Michael Phillips del Chicago Tribune ha scritto: «Un film in sintonia con il dolce caos della vita». Una definizione complessa e apparentemente contraddittoria, tuttavia significativa per poter comprendere Synecdoche, New York. Esordio alla regia del geniale sceneggiatore Charlie Kaufman (Se mi lasci ti cancello), il film riprende il periodo di fallimento personale del regista teatrale Caden Cotard, il quale viene sopraffatto dalla solitudine a mano a mano che terribili eventi irrompono inspiegabilmente nella sua vita, a cominciare da una malattia degenerativa e dall’abbandono della moglie. Ciononostante, decide di perseguire la sua più grande ambizione: mettere in scena la sua vita, compresi i luoghi e le persone che frequenta.
Caden è interpretato dal compianto e sempre straordinario Philip Seymour Hoffman: è un uomo estremamente buono, che ha un carattere troppo debole per affrontare tutto ciò che gli succede, ma possiede un grande talento per il teatro, che gli porta fama e successo. Caden non se ne fa niente di questa capacità, non finché non realizza l’opera per lui più importante e definitiva. In realtà Caden è un piccolo uomo sperduto in un mondo selvaggio, per il quale si prova molta compassione. Su queste basi Kaufman genera la prima ambiguità: è Caden a essere fuori dal mondo e quindi condannato alla solitudine oppure è il mondo che semplicemente gli marcia contro? Caden non si lamenta e non combatte contro quel mondo, accetta con rassegnazione gli eventi; soprattutto, soffre per un senso di solitudine che lo divora. Sfiora addirittura la follia quando prende piede il suo grande progetto, in cui attori interpretano le persone (ossia i personaggi del film), e di conseguenza altri attori interpretano gli attori, in un assurdo cortocircuito teatrale.
La storia di Caden non viene narrata con cadenza da melodramma, e chi conosce Charlie Kaufman lo dà per scontato: ritroviamo infatti le visioni (che sono quelle di Caden), le proiezioni di se stesso in contesti bizzarri, sulle quali permane il dubbio che non siano invece situazioni reali; il montaggio è disordinato e divagante, come accade anche nei suoi script inscenati da Michel Gondry e Spize Jonze.
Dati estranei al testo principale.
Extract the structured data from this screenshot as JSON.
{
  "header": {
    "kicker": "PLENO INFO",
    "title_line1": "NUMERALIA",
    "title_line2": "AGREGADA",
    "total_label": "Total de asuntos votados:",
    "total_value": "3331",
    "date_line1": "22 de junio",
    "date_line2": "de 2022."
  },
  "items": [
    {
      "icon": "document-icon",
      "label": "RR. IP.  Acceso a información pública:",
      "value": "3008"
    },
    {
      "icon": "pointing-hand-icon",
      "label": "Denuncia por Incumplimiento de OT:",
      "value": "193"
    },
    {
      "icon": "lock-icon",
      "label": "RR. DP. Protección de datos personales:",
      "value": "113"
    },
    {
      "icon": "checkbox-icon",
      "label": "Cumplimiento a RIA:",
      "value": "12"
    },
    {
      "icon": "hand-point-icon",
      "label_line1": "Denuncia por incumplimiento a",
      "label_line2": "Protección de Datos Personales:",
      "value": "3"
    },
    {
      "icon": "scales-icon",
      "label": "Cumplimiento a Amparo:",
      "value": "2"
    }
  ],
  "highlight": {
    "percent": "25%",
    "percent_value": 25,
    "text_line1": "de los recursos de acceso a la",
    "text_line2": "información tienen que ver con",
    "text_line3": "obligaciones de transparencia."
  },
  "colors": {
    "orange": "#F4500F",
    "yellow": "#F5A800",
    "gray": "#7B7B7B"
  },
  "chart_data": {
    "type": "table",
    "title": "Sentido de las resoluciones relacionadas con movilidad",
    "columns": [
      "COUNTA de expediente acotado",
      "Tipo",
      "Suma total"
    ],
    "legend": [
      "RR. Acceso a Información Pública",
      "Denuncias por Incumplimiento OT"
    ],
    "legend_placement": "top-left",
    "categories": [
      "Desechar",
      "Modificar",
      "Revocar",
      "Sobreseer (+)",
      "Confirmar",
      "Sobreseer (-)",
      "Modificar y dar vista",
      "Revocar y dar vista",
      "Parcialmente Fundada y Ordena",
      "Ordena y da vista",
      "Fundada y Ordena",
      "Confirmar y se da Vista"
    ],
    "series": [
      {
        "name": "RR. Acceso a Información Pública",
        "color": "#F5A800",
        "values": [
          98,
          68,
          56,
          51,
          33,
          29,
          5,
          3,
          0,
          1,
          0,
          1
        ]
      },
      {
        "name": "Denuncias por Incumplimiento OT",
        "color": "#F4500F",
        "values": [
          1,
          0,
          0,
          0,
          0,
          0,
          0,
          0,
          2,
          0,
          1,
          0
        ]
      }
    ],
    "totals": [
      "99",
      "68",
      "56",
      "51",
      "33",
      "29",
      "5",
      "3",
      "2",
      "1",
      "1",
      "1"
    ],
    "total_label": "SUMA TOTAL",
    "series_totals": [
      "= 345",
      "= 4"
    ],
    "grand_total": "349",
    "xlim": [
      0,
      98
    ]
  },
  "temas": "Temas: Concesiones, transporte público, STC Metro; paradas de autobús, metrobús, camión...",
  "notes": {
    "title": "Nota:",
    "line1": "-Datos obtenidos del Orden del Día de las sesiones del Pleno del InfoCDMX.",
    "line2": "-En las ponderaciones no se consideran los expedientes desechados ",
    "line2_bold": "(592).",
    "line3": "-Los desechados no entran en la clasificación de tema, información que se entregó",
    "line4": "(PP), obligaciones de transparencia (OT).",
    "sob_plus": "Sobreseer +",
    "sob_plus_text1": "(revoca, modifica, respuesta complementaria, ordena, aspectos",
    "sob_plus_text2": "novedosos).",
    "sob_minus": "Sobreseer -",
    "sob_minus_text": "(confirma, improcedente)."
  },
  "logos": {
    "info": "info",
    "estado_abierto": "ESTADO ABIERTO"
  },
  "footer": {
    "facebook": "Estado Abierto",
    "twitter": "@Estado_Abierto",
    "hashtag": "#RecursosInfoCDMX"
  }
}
Il film appare insomma come una sorta di puzzle i cui pezzi devono essere riordinati dallo spettatore per creare il quadro della vita di Caden. Se fosse così, inizierebbe ad assumere senso il dolce caos della vita citato da Phillips.
Ciò che lascia disorientati guardando questo splendido affresco è l’assenza di ironia, per cui si distacca dai film di Jonze e Gondry: se si tralasciano alcune strambe visioni che possono strappare un sorriso, si scopre che Kaufman parla sul serio di quanto un uomo possa sentirsi solo e, da un punto di vista oggettivo, sfortunato. Kaufman dissemina molti indizi su come riordinare questo caos della vita e per questo il film necessita (e merita) una seconda visione, ma la sua bellezza, per quanto amara, è chiara fin da subito.